Boltzmann-Machine Learning of Prior Distributions of Binarized Natural Images

TL;DR

This paper uses Boltzmann machines to learn prior distributions of binarized natural images, revealing structured interactions with sublattice patterns and characteristic length scales, validated by mean-field, Bethe, and Monte Carlo methods.

Contribution

It introduces a novel application of Boltzmann machines to model image priors, uncovering universal interaction patterns and validating them with multiple computational approaches.

Findings

Emergence of two-sublattice interaction structure

Universal interaction length scale of approximately four lattice spacings

Validation of results across mean-field, Bethe, and Monte Carlo methods

Abstract

Prior distributions of binarized natural images are learned by using a Boltzmann machine.
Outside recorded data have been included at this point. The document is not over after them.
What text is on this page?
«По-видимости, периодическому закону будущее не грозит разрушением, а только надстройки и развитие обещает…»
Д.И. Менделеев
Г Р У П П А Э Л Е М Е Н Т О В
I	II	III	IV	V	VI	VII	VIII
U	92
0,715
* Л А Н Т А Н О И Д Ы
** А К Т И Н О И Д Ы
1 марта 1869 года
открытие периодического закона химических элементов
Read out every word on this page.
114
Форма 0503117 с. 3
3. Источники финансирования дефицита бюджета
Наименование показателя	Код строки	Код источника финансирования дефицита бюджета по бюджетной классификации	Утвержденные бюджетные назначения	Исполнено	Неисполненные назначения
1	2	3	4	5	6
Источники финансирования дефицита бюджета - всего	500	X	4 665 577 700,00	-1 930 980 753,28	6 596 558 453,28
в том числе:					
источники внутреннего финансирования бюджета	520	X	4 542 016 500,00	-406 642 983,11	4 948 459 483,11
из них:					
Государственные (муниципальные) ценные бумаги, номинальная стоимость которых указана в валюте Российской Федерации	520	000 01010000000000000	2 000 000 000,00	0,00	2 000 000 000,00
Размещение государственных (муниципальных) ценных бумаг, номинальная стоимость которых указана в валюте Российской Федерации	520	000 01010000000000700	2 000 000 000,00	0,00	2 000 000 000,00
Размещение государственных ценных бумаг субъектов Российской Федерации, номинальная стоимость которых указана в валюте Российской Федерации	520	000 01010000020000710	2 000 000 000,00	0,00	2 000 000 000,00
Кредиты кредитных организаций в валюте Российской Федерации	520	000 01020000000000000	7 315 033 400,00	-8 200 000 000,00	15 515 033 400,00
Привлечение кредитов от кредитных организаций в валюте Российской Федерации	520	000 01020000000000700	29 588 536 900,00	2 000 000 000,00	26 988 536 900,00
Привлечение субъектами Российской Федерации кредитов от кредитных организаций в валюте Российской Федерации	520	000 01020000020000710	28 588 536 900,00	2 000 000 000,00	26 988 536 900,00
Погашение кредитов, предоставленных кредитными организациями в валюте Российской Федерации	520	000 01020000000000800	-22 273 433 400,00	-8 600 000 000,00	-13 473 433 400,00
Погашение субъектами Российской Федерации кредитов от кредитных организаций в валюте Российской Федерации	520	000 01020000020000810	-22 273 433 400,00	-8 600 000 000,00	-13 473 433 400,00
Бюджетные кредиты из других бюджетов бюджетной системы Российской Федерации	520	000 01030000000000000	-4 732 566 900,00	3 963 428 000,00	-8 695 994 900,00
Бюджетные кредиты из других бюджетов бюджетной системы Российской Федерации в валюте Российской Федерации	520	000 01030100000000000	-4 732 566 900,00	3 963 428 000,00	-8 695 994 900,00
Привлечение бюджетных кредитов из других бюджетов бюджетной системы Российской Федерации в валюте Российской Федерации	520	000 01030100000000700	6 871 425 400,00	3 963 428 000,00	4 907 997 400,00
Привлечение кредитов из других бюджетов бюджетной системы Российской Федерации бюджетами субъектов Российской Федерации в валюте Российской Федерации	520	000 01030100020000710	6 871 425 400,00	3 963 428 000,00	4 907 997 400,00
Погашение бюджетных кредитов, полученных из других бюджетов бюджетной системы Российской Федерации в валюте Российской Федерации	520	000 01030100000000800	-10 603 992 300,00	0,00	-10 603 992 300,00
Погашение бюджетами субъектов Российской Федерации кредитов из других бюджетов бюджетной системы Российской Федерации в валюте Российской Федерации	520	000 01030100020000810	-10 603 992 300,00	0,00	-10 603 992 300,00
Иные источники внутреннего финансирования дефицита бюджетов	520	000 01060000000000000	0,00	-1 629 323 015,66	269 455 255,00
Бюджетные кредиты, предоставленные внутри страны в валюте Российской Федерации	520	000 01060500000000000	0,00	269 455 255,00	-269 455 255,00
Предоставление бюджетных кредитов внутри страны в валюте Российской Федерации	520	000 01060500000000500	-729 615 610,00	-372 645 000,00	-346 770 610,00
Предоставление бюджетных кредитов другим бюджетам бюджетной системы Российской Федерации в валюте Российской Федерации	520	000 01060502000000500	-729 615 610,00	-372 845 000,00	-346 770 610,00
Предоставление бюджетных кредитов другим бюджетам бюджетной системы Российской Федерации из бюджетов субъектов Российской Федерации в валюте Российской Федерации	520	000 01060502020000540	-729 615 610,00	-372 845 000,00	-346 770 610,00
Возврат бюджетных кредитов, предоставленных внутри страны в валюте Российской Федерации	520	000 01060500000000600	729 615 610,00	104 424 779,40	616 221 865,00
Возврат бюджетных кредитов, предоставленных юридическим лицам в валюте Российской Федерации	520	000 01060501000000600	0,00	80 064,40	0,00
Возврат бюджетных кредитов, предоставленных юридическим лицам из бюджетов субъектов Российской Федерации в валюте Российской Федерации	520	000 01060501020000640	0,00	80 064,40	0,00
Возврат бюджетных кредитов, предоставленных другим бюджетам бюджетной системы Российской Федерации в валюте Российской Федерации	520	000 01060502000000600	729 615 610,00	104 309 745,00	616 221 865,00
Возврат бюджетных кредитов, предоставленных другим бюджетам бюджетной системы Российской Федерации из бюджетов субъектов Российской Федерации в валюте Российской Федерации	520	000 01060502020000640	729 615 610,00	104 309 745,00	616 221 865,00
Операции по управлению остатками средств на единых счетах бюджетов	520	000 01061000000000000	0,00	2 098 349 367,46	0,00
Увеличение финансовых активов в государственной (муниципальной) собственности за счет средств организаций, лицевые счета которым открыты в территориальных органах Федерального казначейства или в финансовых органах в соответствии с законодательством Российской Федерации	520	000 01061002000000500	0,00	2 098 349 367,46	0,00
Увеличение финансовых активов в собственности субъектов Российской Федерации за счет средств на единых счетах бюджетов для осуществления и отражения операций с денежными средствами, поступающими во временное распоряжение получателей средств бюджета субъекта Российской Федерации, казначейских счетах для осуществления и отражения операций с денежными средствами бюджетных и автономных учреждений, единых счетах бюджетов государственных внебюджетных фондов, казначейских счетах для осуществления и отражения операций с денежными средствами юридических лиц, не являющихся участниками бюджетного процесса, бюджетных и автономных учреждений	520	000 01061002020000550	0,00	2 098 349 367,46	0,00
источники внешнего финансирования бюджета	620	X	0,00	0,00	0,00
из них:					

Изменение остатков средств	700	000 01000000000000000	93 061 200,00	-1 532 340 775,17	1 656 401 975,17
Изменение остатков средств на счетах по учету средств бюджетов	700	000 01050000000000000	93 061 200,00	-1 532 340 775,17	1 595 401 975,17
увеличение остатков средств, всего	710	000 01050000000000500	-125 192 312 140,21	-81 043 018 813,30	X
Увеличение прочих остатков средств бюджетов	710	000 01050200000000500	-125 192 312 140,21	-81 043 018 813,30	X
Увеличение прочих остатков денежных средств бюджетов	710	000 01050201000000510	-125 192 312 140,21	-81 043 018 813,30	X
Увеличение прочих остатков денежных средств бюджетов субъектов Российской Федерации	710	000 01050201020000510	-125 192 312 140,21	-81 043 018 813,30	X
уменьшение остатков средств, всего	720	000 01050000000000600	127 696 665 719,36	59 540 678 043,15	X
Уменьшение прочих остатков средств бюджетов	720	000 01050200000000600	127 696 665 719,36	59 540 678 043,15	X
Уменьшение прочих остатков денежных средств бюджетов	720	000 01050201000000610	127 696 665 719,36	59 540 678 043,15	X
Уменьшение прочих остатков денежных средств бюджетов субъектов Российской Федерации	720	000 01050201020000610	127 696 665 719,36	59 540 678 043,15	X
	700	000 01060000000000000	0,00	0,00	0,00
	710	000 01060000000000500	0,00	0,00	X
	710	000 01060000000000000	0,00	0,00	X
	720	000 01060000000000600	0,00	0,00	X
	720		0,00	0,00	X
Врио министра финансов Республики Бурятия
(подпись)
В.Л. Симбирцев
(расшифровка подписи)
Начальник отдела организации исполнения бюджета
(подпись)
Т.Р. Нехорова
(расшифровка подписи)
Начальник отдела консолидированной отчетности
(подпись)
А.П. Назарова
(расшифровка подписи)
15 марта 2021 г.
According the results of this study, there emerges a structure with two sublattices in the interactions, and the nearest-neighbor and next-nearest-neighbor interactions correspondingly take two discriminative values, which reflects the individual characteristics of the three sets of pictures that we process. Meanwhile, in a longer spatial scale, a longer-range, although still rapidly decaying, ferromagnetic interaction commonly appears in all cases. The characteristic length scale of the interactions is universally up to approximately four lattice spacings $\xi \approx 4$. These results are derived by using the mean-field method, which effectively reduces the computational time required in a Boltzmann machine. An improved mean-field method called the Bethe approximation also gives the same results, as well as the Monte Carlo method does for small size images. These reinforce the validity of our analysis and findings. Relations to criticality, frustration, and simple-cell receptive fields are also discussed.